# Happy birthday MR. Ebbinghaus



## youngdon (Mar 10, 2010)

Just a note to wish one of our own a Happy Birthday!
Have a great one Eric !

From all of us at PT.

Things are rough... Times are hard ...

This is all you're getting for a Birthday card.


----------



## Mattuk (Oct 16, 2010)

Happy birthday Eric. Have a good day.


----------



## bones44 (Jan 7, 2011)

Happy Birthday and enjoy it Ebbs !!!!


----------



## hassell (Feb 9, 2010)

Yes where ever you are Happy Birthday.


----------



## On a call (Mar 3, 2010)

Hey ol fart happy birthday !

Well I guess I am the ol fart so...happy birthday whipper snapper.


----------



## SWAMPBUCK10PT (Apr 5, 2010)

*HAPPY BIRTHDAY BUDDY-------







----sb*


----------



## Helmet_S (Mar 18, 2010)

Yeah to bad Ebbs isn't still around Warrenton so that we can celebrate him being older than me together.


----------



## Bigdrowdy1 (Jan 29, 2010)

Hope you have a good one there Mr. Ebbsy !!!!!!!!


----------



## youngdon (Mar 10, 2010)

Geez where has he gone. I haven't seen ebbs around for a while. Perhaps he too is building roads in New Mexico. Chris must be there too.....


----------



## On a call (Mar 3, 2010)

Some I am guessing Ebbs is busy, Chris is chasing bears and ?, Dave well we found him and he wondered off again, just like kids.


----------



## Helmet_S (Mar 18, 2010)

I know that Ebbs has been very busy lately with family in town, new baby, Review site, and life in general. I talk to him a few times a week and he is doing. I will let him know that you guys are missing him around here.


----------



## ebbs (Feb 7, 2010)

youngdon said:


> Geez where has he gone. I haven't seen ebbs around for a while. Perhaps he too is building roads in New Mexico. Chris must be there too.....

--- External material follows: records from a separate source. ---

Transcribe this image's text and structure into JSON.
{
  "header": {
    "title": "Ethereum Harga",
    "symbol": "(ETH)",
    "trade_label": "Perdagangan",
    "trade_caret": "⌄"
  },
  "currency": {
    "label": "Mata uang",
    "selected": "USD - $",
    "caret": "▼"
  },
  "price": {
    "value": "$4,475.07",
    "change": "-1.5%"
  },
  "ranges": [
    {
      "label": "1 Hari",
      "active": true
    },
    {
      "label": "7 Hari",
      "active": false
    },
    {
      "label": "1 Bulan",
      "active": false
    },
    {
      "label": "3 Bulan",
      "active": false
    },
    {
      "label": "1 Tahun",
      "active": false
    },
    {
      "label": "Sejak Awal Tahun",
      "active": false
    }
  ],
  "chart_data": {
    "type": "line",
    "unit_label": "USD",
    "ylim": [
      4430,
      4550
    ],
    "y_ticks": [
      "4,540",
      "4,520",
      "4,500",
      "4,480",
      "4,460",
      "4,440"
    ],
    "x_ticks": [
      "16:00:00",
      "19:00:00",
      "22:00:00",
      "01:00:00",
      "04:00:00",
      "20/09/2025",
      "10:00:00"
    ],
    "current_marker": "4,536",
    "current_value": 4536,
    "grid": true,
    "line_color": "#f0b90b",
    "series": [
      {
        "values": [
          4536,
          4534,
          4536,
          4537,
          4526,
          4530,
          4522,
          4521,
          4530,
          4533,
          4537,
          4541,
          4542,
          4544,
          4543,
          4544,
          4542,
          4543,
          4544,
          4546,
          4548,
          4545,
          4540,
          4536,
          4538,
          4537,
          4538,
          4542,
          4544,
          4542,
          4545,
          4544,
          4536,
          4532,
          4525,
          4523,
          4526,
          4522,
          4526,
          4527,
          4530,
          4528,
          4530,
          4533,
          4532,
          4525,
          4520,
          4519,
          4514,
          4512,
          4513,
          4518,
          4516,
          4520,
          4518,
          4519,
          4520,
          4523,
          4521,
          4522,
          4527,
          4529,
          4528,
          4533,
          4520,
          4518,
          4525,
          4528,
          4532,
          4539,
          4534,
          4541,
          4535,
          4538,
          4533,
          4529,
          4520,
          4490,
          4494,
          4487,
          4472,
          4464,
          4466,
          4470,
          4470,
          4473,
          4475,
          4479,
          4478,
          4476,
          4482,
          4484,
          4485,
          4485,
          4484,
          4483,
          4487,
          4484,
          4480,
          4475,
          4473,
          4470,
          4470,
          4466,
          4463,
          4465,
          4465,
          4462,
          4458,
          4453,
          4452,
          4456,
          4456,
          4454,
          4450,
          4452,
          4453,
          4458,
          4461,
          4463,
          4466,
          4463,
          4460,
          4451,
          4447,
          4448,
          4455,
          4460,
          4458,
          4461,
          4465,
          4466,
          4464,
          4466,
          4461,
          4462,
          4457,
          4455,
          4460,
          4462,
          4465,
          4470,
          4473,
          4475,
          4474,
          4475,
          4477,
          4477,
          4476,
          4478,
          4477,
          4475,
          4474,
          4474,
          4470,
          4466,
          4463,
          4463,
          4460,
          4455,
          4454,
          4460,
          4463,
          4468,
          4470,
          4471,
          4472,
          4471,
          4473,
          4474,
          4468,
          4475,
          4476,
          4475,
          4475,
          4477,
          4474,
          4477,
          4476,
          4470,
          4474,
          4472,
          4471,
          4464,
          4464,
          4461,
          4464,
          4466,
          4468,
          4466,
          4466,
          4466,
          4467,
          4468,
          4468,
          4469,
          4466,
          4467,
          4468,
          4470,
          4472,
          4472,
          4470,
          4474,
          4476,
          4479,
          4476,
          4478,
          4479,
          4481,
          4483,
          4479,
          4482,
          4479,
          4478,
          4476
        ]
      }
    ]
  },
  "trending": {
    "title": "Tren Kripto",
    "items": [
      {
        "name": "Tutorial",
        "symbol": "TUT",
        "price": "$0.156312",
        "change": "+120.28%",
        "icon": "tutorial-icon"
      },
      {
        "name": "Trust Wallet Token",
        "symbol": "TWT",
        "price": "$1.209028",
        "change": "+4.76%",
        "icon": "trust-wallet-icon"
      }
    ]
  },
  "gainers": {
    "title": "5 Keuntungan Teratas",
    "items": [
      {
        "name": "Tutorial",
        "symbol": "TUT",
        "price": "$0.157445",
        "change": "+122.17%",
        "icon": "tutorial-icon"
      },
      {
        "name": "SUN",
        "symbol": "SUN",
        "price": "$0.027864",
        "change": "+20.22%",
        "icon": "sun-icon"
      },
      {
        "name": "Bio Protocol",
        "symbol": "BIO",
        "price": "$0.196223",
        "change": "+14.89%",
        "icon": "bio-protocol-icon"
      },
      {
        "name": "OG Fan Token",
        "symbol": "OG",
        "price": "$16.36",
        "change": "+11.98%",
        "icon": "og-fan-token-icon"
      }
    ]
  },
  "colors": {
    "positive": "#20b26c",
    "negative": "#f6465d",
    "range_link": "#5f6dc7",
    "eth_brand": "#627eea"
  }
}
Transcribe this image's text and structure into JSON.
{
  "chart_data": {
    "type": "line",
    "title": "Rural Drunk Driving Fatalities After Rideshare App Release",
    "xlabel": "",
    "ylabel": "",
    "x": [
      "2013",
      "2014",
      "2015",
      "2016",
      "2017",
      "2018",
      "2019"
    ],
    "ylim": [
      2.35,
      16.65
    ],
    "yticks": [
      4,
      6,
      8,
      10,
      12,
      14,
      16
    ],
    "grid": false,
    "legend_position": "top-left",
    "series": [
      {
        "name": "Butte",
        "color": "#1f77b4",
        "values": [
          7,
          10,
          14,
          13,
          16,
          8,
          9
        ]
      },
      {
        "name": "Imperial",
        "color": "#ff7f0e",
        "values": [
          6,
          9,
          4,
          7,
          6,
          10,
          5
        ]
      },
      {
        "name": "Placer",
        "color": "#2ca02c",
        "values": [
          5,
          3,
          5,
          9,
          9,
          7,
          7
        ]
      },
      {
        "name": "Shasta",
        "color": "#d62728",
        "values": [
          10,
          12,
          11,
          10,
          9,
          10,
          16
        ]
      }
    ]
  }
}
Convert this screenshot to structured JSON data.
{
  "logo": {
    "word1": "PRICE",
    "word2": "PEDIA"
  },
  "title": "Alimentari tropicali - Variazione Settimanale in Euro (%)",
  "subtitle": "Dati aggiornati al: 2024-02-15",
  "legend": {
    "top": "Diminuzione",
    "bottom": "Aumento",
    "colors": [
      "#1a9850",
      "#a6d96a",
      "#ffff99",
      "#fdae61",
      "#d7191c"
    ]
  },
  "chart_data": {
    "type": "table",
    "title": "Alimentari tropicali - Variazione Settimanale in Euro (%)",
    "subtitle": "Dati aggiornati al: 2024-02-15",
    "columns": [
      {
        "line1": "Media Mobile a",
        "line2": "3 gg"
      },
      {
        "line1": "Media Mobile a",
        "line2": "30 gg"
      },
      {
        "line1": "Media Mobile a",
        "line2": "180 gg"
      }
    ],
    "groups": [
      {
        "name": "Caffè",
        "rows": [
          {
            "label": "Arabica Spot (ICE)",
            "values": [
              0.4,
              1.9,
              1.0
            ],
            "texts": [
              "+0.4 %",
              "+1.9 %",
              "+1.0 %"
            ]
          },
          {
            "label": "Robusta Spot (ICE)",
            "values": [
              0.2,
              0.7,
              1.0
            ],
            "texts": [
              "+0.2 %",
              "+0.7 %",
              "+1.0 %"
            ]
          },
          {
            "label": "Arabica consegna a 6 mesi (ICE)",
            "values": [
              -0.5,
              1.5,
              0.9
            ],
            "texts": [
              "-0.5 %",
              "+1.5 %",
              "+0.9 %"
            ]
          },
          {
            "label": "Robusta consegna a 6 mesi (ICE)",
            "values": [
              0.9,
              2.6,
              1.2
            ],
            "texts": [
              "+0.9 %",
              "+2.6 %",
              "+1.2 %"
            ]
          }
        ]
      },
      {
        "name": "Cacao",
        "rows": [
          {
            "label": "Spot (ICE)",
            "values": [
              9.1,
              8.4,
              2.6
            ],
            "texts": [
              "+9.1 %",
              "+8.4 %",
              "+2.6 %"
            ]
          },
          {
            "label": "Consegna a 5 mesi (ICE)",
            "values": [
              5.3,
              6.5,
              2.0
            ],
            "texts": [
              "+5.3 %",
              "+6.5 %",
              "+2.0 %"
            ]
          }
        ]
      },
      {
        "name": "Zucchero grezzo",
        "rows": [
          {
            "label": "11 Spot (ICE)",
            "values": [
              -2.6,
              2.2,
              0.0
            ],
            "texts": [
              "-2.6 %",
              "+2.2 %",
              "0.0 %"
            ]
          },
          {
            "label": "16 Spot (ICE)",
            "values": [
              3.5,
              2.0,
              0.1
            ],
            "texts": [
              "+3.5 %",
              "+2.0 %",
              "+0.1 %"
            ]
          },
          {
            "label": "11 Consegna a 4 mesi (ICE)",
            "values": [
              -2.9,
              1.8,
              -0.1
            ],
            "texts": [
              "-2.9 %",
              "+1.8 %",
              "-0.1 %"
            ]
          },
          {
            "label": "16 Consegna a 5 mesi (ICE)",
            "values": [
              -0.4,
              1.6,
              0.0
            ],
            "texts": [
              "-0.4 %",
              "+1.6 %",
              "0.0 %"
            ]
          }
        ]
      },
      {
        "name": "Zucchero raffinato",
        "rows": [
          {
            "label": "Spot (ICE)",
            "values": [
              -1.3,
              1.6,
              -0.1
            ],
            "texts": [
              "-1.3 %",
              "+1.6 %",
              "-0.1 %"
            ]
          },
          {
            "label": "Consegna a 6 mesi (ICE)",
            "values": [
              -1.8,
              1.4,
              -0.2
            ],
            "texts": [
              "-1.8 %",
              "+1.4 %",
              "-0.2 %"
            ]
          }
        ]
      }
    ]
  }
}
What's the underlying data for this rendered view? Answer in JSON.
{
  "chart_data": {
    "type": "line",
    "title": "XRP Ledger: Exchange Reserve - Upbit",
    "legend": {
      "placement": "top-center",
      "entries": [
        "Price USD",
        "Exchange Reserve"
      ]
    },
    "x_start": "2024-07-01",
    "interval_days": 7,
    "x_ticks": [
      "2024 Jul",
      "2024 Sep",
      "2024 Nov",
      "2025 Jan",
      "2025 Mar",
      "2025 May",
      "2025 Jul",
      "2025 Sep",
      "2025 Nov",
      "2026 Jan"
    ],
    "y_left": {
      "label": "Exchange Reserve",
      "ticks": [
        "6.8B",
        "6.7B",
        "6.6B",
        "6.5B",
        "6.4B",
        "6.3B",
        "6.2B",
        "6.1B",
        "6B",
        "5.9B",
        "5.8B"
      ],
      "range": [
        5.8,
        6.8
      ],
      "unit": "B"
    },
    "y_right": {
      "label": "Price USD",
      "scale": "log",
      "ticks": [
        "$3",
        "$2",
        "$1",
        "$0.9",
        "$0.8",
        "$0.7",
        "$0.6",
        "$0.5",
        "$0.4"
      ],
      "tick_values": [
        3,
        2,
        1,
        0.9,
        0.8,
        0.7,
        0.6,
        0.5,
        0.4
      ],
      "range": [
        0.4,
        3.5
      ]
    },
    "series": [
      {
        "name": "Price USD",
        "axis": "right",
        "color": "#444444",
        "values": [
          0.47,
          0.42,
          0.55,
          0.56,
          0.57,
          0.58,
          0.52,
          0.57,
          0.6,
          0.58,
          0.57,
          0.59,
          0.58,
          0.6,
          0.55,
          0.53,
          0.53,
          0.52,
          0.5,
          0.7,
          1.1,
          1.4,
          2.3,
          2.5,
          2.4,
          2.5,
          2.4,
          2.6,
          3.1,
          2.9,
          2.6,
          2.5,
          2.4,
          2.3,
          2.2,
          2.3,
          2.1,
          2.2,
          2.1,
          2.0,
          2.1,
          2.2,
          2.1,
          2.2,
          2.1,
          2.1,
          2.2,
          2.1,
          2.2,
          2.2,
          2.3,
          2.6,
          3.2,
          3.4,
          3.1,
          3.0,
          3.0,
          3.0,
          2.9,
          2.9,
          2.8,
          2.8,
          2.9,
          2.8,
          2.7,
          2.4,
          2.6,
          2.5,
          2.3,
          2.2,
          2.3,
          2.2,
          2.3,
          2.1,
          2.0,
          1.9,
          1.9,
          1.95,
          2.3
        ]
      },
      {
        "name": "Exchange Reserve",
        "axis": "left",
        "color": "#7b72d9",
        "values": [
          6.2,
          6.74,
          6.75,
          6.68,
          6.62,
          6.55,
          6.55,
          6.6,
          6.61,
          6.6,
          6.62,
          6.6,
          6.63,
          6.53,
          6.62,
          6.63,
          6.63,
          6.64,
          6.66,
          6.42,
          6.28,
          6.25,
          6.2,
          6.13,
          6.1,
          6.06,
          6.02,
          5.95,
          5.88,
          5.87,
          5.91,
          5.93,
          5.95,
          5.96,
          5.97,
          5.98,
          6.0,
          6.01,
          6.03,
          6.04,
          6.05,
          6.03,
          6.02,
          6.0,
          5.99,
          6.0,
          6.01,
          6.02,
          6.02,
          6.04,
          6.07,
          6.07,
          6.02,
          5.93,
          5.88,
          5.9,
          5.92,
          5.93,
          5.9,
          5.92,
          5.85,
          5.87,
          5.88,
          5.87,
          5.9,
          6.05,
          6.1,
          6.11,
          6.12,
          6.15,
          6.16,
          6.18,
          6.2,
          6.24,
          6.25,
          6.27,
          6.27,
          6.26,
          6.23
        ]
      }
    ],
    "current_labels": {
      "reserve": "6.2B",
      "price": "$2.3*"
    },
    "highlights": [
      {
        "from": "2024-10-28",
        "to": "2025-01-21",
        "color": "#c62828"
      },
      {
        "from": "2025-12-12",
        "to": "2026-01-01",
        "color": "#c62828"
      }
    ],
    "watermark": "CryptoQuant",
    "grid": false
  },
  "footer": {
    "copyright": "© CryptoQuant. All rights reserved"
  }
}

Thanks for all the kind words, fellas. Jason (Helmet) told me you guys were throwing a fit because I've been a bit absent but trust me, I'm still alive and kickin! New baby has us busy, family in town non-stop (we do live in CO after all!







), and my main Mac at home died and is in the shop, trying to decide if it's worth the repairs so what spare time I've had has been trying to keep HausofGuns.com rolling along without a hitch.

Hope you're all well!


----------



## youngdon (Mar 10, 2010)

Geez how sad is it to think that with every new child that comes along, we here a PT get knocked down the ladder another rung. sssiiighhh!!


----------



## Bigdrowdy1 (Jan 29, 2010)

Hey Ebbs holler a Cat I think he works on computers. Makes um high tech with fancy lighting and high volume fans. Top notch from what I heard. You might ask him to send ya some pics . IF you can locate him. LOL


----------



## El Gato Loco (Jan 15, 2010)

I stop celebrating when they turn 2 days older than dirt. Sorry ebbs, but you are a relic.


----------